I think the KYC rules apply on customeraccount level and the FATF travel rule applies on transaction level.
LOL
Transaction level? The exchange totaly know where they sent coins. They have view key. FATF travel rule is about person informations not about transaction. Just read it. Exchange customer that is KYCed clearly know where to whome he sent his coins and who send them to him and can normal tell that to anyone that is curious about it.
Are you telling me that exchanges have the ability to directly connect senders and receivers to Monero transactions? Senders and receivers that are suppose to be shielded on-chain ? I thought only Monero users can view their own transactions? (if they remember to which address they sent it). Are you telling me if someone hacks an exchange, they can obtain sender and receiver information about Monero transactions ? Thereby completely de-anomyzing Monero transactions ?

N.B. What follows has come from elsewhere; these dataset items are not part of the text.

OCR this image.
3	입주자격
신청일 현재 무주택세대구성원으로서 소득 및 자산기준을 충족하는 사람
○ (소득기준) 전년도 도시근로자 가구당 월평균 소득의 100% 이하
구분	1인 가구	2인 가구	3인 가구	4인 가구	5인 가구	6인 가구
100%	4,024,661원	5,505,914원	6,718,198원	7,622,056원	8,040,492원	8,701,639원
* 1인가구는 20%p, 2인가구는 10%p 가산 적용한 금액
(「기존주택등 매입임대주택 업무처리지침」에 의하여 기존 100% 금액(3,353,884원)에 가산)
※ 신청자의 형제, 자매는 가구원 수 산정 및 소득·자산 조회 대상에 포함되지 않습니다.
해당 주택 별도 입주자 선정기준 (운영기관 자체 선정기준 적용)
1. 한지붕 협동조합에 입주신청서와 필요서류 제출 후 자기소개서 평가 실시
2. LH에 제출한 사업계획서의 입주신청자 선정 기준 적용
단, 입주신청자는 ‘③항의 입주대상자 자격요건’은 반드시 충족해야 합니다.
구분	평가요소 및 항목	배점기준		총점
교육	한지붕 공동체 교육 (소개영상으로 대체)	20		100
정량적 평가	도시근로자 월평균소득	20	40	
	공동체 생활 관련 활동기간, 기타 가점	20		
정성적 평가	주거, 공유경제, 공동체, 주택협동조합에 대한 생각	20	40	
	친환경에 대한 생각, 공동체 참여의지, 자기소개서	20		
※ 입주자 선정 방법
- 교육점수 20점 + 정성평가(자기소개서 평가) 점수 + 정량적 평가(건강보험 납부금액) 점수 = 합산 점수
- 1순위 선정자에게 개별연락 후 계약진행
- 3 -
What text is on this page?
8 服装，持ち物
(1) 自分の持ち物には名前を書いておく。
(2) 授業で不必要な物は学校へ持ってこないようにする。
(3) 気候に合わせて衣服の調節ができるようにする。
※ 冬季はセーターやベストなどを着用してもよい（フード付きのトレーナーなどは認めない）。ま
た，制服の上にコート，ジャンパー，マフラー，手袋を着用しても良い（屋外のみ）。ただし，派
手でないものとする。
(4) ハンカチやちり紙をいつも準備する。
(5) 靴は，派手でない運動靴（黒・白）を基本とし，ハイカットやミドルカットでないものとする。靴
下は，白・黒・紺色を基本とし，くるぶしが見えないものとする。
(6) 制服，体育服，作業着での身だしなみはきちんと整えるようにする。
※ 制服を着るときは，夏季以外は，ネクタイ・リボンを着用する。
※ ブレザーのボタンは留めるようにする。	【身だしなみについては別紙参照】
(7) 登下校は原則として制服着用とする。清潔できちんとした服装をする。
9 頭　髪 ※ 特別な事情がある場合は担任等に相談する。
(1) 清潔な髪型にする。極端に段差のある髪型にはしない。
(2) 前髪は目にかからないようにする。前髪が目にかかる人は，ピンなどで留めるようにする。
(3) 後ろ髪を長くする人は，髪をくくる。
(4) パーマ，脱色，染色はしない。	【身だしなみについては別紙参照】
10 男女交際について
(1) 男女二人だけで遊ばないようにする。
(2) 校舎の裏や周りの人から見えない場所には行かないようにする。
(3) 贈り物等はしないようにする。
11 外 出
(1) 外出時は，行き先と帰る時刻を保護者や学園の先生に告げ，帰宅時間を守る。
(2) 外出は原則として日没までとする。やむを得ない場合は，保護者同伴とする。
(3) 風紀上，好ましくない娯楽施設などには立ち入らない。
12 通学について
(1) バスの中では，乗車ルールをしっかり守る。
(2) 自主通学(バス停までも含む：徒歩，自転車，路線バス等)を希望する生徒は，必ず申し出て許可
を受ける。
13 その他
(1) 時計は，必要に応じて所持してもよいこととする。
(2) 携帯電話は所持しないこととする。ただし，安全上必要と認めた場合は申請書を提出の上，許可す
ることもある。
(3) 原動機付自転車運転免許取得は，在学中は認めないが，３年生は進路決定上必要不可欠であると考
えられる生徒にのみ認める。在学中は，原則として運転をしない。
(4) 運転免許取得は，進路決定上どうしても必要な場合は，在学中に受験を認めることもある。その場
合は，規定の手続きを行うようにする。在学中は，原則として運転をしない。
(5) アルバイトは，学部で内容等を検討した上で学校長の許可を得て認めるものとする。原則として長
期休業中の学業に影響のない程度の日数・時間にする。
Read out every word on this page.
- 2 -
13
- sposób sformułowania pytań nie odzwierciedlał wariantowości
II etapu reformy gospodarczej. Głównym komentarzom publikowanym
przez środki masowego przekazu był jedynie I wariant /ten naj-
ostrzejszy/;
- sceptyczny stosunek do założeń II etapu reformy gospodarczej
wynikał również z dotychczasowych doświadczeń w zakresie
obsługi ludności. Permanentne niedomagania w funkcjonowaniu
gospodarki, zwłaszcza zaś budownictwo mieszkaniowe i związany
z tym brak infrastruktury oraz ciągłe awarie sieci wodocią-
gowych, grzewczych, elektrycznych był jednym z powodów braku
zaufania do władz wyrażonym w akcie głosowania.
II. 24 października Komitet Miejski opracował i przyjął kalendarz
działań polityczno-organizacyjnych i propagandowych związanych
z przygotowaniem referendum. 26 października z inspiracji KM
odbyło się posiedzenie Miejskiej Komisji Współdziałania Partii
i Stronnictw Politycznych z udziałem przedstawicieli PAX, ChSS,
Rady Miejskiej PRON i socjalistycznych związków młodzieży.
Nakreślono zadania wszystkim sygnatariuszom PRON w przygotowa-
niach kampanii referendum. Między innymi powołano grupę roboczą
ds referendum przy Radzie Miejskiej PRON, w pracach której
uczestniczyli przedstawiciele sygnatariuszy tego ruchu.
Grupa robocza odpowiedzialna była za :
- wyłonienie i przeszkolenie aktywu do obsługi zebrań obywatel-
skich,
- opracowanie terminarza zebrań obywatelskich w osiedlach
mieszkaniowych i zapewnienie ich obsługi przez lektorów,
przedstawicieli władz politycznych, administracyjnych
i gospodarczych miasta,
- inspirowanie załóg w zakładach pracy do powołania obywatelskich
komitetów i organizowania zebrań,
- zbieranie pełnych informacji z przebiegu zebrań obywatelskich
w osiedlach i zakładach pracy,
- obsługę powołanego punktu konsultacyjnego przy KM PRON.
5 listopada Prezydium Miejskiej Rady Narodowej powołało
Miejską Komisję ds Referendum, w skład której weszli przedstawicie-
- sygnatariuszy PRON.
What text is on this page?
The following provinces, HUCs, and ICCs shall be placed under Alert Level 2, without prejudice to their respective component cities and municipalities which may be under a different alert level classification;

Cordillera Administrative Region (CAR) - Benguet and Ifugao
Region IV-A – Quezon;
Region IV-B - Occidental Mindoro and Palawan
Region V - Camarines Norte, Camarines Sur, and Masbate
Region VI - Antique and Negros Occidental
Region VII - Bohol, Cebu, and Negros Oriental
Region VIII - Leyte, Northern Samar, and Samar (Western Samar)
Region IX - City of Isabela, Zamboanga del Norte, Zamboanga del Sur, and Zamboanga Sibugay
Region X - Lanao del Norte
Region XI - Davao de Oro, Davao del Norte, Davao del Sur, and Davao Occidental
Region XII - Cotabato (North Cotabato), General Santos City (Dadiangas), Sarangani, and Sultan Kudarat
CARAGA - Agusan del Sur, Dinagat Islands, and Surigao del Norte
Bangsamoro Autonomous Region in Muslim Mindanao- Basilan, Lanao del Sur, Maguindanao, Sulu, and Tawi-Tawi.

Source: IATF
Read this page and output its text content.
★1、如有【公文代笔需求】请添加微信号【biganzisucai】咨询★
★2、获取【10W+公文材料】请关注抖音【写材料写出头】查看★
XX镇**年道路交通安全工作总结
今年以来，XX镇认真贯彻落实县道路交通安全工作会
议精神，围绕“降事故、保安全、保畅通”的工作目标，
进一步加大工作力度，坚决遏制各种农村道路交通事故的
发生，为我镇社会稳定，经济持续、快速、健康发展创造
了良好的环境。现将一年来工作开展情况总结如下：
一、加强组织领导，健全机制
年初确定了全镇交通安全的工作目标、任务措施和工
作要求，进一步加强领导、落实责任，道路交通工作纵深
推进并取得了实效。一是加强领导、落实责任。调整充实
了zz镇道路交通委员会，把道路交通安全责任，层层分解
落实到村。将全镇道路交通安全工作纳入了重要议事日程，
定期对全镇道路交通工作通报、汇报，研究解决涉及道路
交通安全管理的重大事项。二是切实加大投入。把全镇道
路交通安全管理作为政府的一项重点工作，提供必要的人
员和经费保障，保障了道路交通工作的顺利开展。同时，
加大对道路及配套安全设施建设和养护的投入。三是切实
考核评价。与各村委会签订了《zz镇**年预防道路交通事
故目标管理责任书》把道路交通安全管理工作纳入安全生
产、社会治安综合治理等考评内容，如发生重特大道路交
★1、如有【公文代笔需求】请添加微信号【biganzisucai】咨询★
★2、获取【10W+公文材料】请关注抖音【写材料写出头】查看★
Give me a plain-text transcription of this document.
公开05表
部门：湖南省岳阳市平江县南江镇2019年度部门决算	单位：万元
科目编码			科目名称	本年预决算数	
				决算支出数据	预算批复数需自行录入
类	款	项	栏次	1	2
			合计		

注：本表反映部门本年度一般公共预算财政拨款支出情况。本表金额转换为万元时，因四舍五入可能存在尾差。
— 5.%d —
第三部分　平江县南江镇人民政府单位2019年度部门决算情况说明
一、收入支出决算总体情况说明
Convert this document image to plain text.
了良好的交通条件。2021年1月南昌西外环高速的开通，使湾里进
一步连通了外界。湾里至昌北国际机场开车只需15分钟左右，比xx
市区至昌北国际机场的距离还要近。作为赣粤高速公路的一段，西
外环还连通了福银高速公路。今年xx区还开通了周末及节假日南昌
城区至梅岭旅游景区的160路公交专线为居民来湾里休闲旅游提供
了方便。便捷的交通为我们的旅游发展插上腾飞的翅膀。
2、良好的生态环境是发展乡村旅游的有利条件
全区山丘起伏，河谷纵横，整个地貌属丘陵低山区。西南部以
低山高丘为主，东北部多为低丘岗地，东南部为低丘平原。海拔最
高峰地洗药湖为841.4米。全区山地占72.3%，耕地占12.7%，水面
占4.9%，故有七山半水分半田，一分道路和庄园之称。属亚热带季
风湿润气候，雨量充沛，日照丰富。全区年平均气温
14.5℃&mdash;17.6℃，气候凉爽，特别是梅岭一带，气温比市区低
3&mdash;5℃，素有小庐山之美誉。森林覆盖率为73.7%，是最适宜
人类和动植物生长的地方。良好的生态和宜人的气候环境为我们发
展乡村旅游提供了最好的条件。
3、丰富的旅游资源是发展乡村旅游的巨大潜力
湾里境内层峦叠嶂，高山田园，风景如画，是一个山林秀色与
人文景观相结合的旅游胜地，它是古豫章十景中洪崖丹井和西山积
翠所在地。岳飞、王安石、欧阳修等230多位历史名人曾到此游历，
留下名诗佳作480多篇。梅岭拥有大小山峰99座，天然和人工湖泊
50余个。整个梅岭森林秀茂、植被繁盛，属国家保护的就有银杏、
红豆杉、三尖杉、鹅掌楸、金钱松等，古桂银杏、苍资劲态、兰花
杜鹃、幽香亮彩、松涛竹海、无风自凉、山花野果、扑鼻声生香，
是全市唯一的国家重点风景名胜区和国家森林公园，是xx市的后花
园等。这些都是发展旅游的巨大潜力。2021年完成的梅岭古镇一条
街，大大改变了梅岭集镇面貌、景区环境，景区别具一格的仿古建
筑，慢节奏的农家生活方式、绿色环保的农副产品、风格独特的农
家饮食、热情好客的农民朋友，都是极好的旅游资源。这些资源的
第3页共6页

I don't think exchanges have that kind of information, they only have KYC information on their customers and are now required to pass additional sender and receiver information from transactions that go through their exchange, which will simply not be possible with certain cryptocurrencies (specially those that shield that information on-chain even from them).
Anyways, FATF is clearly setting up a global monitoring system, where suspicious looking transactions can be flagged and checked for sender and receiver information, without FATF having to go back to exchanges to request that sort of information. Sort of a global operating upstreaming data information system.